Brasil
Justiça suspende megaleilão de energia até que inconsistências sejam esclarecidas
Decisão liminar cita questionamentos sobre custos, critérios do certame e priorização de usinas fósseis.
Uma decisão da Justiça Federal suspendeu os efeitos do leilão de reserva de capacidade promovido pelo governo federal que contratou cerca de R$ 515 bilhões em energia para o sistema elétrico brasileiro.

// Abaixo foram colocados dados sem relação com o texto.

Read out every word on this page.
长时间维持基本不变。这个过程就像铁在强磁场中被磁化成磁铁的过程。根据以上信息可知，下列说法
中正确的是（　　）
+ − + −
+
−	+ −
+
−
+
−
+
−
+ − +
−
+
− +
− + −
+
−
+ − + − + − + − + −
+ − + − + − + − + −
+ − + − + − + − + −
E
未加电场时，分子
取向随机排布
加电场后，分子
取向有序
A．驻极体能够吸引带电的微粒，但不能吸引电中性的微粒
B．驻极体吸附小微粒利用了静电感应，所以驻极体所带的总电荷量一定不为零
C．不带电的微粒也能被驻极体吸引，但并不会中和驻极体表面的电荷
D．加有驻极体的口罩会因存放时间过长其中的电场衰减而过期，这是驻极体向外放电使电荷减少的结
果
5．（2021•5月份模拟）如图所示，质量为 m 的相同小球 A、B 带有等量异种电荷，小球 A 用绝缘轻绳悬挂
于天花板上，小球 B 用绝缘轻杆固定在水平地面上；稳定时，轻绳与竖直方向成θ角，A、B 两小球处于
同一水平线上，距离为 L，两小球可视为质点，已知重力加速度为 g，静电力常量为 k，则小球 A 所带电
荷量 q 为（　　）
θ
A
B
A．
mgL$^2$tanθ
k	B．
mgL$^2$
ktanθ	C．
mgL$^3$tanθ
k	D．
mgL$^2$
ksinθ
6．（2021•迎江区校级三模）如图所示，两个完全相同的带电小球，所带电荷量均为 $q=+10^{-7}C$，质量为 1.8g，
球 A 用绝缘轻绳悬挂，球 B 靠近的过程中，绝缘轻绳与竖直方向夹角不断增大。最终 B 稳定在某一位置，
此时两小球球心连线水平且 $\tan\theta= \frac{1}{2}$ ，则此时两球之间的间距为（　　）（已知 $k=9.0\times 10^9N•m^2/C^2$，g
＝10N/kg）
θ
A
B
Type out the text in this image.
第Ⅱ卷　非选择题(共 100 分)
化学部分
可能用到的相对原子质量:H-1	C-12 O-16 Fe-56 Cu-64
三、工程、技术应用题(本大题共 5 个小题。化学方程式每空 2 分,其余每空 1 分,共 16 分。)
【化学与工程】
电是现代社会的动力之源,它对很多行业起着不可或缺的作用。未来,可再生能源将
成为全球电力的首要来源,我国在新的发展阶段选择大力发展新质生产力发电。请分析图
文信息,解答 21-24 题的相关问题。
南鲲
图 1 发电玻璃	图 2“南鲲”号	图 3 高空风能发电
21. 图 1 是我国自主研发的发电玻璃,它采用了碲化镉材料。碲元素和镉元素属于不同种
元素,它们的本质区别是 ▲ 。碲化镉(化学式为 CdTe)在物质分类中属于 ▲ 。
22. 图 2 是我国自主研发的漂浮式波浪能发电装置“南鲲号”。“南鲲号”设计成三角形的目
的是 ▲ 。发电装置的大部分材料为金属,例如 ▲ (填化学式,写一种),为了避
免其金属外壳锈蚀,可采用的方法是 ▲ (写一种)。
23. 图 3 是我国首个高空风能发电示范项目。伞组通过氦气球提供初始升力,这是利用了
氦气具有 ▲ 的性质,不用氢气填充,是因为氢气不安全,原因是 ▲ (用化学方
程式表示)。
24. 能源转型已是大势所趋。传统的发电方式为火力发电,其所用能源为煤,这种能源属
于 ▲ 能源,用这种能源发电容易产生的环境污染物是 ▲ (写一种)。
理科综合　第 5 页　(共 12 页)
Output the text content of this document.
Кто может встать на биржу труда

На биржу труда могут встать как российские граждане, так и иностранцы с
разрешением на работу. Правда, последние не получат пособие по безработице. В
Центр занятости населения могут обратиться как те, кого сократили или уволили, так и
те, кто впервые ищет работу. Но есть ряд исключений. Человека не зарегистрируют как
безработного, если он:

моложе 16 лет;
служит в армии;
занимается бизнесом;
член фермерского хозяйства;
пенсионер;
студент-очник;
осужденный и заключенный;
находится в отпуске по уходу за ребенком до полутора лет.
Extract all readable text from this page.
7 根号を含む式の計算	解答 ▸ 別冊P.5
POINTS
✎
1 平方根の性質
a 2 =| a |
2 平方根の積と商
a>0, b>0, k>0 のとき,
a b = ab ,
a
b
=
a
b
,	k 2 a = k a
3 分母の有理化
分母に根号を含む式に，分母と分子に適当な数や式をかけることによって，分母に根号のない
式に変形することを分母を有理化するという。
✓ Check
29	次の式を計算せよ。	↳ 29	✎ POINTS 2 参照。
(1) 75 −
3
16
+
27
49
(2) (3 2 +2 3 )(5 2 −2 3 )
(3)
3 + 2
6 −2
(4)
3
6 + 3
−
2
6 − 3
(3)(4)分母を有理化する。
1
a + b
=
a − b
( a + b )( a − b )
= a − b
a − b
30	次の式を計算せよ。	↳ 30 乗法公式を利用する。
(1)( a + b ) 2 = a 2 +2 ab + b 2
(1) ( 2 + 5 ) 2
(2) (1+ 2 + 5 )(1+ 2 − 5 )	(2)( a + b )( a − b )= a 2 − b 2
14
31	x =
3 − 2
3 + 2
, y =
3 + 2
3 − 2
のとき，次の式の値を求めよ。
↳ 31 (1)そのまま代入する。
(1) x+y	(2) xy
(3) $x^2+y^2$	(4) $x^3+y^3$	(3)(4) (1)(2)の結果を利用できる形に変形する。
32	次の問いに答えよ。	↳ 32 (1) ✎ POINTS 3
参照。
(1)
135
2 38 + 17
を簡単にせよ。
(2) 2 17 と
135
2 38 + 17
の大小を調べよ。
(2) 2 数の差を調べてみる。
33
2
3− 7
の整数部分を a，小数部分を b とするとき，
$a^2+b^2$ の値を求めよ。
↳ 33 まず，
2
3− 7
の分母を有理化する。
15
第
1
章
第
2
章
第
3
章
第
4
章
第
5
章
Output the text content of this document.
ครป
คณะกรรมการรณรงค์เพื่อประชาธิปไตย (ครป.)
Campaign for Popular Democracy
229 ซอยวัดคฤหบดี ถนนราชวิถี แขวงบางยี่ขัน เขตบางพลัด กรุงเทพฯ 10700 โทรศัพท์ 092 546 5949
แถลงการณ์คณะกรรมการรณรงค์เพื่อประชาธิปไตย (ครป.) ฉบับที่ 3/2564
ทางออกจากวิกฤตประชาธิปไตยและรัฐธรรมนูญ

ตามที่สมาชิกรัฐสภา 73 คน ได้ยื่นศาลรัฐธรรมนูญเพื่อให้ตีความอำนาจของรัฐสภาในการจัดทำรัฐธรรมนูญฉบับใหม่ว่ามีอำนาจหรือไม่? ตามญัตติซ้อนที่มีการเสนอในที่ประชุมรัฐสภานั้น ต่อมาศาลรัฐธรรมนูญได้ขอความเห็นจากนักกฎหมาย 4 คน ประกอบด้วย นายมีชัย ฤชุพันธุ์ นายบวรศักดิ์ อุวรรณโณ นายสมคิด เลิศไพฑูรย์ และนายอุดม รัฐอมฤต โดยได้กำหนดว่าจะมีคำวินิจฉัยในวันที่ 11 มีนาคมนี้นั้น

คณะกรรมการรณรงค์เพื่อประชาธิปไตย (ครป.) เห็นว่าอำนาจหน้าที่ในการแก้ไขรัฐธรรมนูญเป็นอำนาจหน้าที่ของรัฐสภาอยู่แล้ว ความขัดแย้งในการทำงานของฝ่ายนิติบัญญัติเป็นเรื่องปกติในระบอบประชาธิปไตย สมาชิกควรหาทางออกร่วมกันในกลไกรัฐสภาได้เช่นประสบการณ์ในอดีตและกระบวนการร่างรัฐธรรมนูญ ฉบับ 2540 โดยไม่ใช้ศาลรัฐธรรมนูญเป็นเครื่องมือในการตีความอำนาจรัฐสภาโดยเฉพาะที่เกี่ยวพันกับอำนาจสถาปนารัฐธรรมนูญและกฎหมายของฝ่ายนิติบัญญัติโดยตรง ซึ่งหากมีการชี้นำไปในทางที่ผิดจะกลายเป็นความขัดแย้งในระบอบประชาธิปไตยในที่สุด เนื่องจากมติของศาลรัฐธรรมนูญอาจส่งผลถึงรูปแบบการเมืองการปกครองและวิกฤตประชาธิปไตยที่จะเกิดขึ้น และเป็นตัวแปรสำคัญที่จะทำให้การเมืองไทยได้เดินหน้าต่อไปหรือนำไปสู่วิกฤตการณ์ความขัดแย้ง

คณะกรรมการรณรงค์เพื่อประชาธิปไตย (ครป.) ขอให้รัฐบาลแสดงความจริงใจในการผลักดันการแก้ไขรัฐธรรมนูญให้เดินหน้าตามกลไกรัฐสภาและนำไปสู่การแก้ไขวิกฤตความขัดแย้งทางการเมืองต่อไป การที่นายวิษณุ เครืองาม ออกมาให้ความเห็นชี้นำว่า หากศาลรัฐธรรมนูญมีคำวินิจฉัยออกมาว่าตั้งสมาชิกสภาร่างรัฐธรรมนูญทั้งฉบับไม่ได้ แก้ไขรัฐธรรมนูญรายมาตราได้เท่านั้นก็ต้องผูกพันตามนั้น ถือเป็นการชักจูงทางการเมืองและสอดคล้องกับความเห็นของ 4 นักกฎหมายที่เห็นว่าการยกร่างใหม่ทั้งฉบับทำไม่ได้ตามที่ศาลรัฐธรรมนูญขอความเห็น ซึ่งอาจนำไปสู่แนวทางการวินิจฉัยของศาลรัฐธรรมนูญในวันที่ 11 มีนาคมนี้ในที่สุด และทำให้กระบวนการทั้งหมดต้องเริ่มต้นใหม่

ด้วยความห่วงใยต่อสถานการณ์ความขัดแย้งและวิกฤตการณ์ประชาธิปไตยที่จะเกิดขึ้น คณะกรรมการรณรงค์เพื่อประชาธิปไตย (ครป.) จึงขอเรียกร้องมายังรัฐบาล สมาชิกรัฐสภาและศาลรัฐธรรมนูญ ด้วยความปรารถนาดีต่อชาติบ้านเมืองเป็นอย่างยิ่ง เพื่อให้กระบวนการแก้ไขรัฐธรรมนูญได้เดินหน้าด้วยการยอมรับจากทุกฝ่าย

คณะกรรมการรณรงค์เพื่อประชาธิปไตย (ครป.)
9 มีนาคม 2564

A medida atinge contratos firmados com empresas como Petrobras, Eneva e grupos ligados à J&F.
A liminar foi concedida nesta segunda-feira (8) por um juiz federal do Ceará e determina a paralisação dos resultados do certame até que a controvérsia seja analisada pela Justiça Federal do Distrito Federal, onde tramita a principal ação sobre o caso, ou até que sejam esclarecidas as inconsistências apontadas nos processos.
Parte dos resultados do leilão já havia sido homologada pela Agência Nacional de Energia Elétrica (Aneel), enquanto a validação dos contratos restantes estava prevista para entrar na pauta da reunião da agência desta terça-feira (9).
Custo e modelo adotado
O leilão vem sendo alvo de contestação tanto na Justiça quanto no Tribunal de Contas da União (TCU). Entre os principais questionamentos está a alteração dos parâmetros utilizados para calcular a contratação da energia.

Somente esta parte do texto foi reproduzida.